Novo coronavírus infectou mais de 1 milhão de pessoas no mundo BR

Navio hospital no porto de Nova Iorque para ajudar na resposta
Ali Issa
Navio hospital no porto de Nova Iorque para ajudar na resposta

Novo coronavírus infectou mais de 1 milhão de pessoas no mundo

Direitos humanos

OMS quer mais programas de assistência social adotados pelos países; agência pede aumento de serviços para conter violência doméstica durante as restrições causadas pela covid-19; FMI fala de recorde de 90 países que pediram fundos de emergência da instituição.

O número total de casos confirmados de covid-19 já passou 1 milhão no mundo, segundo a Organização Mundial da Saúde, OMS. A atualização apresentada esta sexta-feira aponta para mais de 53 mil mortes em 206 países em territórios.

O diretor-geral da agência, Tedros Ghebreyesus, disse que a curto prazo, os países podem aliviar o fardo de suas populações por meio de programas de assistência social para garantir que as pessoas tenham comida e outros itens essenciais da vida.

Cooperação

Ghebreyesus reiterou que para algumas nações, o alívio da dívida é essencial para permitir cuidar das populações e evitar o colapso econômico. Ele disse que essa é uma área de cooperação entre a OMS, o Fundo Monetário Internacional, FMI, e o Banco Mundial.

Na sessão, a diretora-geral do FMI, Kristalina Gueorguieva, revelou que a crise da covid-19 não tem precedentes e que a economia global esta em recessão pior que a crise financeira global de 2008. Cerca de 90 países já pediram fundos de emergência da instituição, algo que também nunca ocorreu antes.

No evento, Tedros Ghebreyesus disse que a melhor maneira de os países acabarem com as atuais restrições e aliviarem seus efeitos econômicos é atacar o coronavírus. 

Ele lembrou as medidas já recomendadas como identificar, testar, isolar e tratar todos os casos, além de se rastrear todas as pessoas que tiveram contato com infectados.

Restrições

O chefe da OMS destacou que se os países se apressarem em suspender as restrições, o coronavírus poderá ressurgir e o impacto econômico poderá ser mais grave e prolongado.

O diretor-geral da OMS disse que o financiamento da resposta à saúde é um investimento essencial, não apenas para salvar vidas, mas para a recuperação social e econômica a longo prazo.

Ele fez três recomendações aos países.

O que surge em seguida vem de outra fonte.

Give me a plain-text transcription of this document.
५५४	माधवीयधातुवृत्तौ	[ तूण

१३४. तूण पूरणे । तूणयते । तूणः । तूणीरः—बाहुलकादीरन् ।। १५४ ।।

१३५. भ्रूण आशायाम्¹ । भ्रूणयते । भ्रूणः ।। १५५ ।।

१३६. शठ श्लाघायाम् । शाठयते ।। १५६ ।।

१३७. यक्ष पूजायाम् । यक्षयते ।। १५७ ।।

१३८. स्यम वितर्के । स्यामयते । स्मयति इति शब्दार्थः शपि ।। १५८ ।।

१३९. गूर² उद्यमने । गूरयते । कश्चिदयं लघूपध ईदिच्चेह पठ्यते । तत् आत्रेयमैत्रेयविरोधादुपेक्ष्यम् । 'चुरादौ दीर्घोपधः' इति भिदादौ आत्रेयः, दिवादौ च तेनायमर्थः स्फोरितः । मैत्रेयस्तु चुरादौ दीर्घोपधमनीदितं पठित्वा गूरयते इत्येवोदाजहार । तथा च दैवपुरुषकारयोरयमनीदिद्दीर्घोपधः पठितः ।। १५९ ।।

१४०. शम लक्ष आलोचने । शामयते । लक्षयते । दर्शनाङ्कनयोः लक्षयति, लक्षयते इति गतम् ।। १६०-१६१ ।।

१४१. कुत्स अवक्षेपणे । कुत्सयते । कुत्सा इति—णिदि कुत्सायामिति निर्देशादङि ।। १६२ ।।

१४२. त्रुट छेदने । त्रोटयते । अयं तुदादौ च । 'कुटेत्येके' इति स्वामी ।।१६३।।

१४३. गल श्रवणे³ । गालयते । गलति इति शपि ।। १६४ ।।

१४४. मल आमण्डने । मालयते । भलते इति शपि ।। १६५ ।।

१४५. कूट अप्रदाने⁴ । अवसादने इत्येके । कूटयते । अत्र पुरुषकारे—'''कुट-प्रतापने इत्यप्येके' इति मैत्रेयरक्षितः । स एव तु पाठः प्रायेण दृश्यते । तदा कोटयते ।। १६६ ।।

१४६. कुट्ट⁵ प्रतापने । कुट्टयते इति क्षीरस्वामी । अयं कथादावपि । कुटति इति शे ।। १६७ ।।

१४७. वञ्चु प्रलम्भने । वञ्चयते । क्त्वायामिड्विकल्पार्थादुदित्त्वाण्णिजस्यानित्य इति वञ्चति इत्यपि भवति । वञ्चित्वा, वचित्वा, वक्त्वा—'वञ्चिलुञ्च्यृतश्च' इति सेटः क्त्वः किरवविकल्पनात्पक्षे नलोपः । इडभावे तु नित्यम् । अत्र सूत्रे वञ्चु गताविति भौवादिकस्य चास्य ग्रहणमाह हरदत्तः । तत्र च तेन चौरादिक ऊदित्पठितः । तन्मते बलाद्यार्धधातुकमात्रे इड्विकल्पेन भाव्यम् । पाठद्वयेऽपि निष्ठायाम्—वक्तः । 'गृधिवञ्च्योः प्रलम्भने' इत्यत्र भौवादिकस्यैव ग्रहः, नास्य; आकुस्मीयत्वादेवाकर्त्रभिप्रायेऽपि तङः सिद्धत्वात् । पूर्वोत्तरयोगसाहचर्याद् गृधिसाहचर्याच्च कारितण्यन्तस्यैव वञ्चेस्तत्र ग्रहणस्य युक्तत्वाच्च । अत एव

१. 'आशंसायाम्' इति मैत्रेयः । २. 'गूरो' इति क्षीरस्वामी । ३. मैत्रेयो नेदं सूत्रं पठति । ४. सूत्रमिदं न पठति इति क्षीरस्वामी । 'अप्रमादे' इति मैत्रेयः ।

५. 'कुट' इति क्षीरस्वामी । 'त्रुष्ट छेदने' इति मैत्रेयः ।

A primeira é garantir que as principais medidas de saúde pública sejam totalmente financiadas, incluindo procura de casos, testes, rastreamento de contatos, coleta de dados e campanhas de comunicação e informação.

A segunda recomendação é que países e parceiros reforcem as bases dos sistemas de saúde, garantindo que os trabalhadores do setor recebam seus salários e que as unidades de saúde tenham fundos para comprar suprimentos médicos essenciais.

O terceiro, e último, apelo é que todos os países removam as barreiras financeiras aos cuidados, como permitir o acesso daqueles que não podem pagar. Caso contrário, “o controle da pandemia será mais difícil e o risco será maior para a sociedade”.

Pólio

O chefe da OMS apontou que o combate à pólio tem sido afetado pela resposta à covid-19. Para reduzir o risco de ressurgimento da doença, a OMS apoia os países na manutenção da imunização para esta e outras doenças evitáveis por vacinas.

Ghebreyesus pediu ainda um aumento de serviços para conter violência doméstica. Ele defende que esta questão deve ser tratada como essencial durante ações de combate à pandemia, porque exitem relatos de agravemento deste tipo de violência, sendo as mulheres em relações abusivas as que estão em maior risco.